North Dakota tribe buys idle oil pipeline from Enbridge

NEW TOWN, N.D. (AP) — A Native American tribe in North Dakota bought an idle pipeline from the energy company Enbridge to help deliver oil from wells on its reservation to the broader market.

The Mandan, Hidatsa and Arikara Nation announced the deal Friday but didn't disclose how much it paid. The tribe said it expects the pipeline, which will connect its oil facilities on its Fort Berthold Reservation to Enbridge's large pipeline network, will be up and running within a year.

“This is a major step in enhancing our ability to get our trust assets of oil and gas out to market,” tribal chair Mark Fox said to the Bismarck Tribune.

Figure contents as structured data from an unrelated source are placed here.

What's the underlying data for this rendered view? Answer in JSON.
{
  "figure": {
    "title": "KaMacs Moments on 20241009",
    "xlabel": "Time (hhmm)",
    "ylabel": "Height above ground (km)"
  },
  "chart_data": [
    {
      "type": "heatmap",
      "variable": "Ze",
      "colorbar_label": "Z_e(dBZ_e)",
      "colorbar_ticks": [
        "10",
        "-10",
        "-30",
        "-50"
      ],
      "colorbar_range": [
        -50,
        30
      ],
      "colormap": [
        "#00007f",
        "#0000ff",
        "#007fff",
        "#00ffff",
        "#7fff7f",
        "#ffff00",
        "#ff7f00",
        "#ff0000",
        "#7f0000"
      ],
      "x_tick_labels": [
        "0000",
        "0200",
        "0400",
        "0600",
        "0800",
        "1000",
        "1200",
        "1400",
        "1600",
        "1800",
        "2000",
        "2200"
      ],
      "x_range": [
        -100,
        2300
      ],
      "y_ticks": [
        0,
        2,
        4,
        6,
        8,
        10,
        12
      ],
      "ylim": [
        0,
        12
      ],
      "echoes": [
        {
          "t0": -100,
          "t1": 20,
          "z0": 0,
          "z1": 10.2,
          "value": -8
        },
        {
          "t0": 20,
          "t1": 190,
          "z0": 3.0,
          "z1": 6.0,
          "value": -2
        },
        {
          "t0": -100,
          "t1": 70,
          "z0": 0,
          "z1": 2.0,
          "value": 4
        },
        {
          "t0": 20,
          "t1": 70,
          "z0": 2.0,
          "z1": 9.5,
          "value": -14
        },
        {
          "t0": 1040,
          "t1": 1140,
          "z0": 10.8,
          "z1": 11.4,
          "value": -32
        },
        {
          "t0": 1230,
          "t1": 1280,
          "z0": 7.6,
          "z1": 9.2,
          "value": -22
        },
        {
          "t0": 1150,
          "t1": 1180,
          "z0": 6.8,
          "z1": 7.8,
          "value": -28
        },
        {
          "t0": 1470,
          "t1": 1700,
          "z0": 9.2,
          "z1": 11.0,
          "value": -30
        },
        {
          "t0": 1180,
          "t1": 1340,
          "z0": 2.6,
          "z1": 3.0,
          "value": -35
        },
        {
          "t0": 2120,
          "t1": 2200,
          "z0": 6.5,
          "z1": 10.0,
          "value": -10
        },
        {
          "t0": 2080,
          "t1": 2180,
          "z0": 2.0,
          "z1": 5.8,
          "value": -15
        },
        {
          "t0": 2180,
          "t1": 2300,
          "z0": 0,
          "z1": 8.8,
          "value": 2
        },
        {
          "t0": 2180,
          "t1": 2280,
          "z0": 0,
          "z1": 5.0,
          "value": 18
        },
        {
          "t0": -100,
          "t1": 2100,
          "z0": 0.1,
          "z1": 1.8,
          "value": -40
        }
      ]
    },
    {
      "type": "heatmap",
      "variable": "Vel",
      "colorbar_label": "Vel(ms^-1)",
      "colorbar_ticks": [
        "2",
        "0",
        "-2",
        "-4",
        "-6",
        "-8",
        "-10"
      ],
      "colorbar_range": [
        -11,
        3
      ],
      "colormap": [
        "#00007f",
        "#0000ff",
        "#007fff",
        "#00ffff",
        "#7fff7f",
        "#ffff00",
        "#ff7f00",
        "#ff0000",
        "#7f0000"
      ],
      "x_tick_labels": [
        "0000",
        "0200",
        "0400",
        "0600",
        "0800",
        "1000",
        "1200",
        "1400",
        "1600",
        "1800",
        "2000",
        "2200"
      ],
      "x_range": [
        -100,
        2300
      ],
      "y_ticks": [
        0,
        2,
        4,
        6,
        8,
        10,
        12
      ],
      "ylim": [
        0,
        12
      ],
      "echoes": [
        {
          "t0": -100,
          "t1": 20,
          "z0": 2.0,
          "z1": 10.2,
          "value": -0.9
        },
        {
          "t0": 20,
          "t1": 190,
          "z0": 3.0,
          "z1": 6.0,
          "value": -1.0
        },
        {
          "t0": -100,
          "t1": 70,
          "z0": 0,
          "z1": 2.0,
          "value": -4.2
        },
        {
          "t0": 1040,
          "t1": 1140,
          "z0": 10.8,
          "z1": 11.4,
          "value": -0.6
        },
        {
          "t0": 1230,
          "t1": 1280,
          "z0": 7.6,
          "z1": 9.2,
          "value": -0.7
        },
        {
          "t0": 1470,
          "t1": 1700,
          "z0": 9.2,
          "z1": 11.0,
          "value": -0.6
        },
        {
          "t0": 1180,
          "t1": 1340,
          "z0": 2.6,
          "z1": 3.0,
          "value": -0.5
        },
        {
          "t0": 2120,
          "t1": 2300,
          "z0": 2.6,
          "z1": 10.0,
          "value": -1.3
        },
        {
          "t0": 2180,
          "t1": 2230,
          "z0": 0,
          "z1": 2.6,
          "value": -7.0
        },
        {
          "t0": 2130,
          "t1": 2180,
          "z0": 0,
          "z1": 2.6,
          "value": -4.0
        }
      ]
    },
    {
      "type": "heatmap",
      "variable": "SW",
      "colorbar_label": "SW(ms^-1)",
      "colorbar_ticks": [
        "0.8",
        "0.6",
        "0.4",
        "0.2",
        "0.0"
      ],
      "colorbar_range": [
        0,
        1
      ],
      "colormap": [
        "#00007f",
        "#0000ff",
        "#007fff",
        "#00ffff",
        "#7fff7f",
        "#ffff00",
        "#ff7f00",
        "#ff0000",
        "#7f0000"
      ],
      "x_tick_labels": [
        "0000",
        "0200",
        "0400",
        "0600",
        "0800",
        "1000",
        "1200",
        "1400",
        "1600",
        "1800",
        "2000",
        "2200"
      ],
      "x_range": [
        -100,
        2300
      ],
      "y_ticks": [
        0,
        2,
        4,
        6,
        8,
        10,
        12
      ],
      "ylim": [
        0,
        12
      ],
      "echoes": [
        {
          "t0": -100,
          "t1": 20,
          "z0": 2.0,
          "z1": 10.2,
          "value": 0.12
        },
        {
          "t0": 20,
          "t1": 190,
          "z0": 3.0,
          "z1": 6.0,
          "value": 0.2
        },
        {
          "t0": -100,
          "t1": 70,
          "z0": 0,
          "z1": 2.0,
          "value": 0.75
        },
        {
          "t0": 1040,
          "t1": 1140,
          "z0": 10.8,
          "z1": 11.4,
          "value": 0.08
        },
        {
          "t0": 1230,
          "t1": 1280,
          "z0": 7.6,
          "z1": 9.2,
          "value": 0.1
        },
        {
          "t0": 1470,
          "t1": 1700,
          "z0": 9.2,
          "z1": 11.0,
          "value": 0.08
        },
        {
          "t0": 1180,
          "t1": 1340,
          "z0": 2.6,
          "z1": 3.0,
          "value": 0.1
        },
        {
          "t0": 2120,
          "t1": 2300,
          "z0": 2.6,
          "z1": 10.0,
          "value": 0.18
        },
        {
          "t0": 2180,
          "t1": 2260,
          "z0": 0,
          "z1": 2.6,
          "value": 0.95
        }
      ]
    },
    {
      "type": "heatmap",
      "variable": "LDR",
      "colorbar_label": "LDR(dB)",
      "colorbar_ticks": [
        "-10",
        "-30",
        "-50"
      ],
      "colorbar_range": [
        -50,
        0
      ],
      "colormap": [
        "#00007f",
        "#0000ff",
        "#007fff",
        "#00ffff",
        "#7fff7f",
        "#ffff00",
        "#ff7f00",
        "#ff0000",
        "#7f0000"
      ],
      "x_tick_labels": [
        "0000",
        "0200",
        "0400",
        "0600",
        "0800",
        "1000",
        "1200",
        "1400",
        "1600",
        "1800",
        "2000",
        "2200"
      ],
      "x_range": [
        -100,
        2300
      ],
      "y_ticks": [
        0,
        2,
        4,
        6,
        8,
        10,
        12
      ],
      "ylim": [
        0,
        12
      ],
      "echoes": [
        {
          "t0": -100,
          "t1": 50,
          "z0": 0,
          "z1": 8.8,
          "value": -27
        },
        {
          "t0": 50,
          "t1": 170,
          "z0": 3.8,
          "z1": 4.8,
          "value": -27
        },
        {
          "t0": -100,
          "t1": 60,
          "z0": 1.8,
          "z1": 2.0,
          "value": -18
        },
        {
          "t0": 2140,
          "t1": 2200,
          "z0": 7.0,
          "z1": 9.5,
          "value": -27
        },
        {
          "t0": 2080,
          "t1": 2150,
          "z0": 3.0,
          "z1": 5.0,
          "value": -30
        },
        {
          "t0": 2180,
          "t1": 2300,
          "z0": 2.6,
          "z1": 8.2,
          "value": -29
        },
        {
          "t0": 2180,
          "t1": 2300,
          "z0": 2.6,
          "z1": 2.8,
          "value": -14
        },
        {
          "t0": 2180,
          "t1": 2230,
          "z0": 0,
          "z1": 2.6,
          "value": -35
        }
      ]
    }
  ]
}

There are more than 2,600 active oil and gas wells on the reservation that produced an average of 144,190 barrels of oil per day in February, according to the most recent figures from the state Department of Mineral Resources. Regulators estimate there is potential for 3,911 additional oil and gas wells on the reservation.

The 31-mile pipeline is the closest one to the tribe's Thunder Butte Petroleum subsidiary's transloading and oil storage facility. It can transport 15,000 barrels a day.

Mike Koby, vice president of U.S. liquids pipelines operations for Calgary, Alberta-based Enbridge, said the MHA Nation will be the first tribal shipper on an Enbridge pipeline. Owning the pipeline will benefit the tribe financially, he said.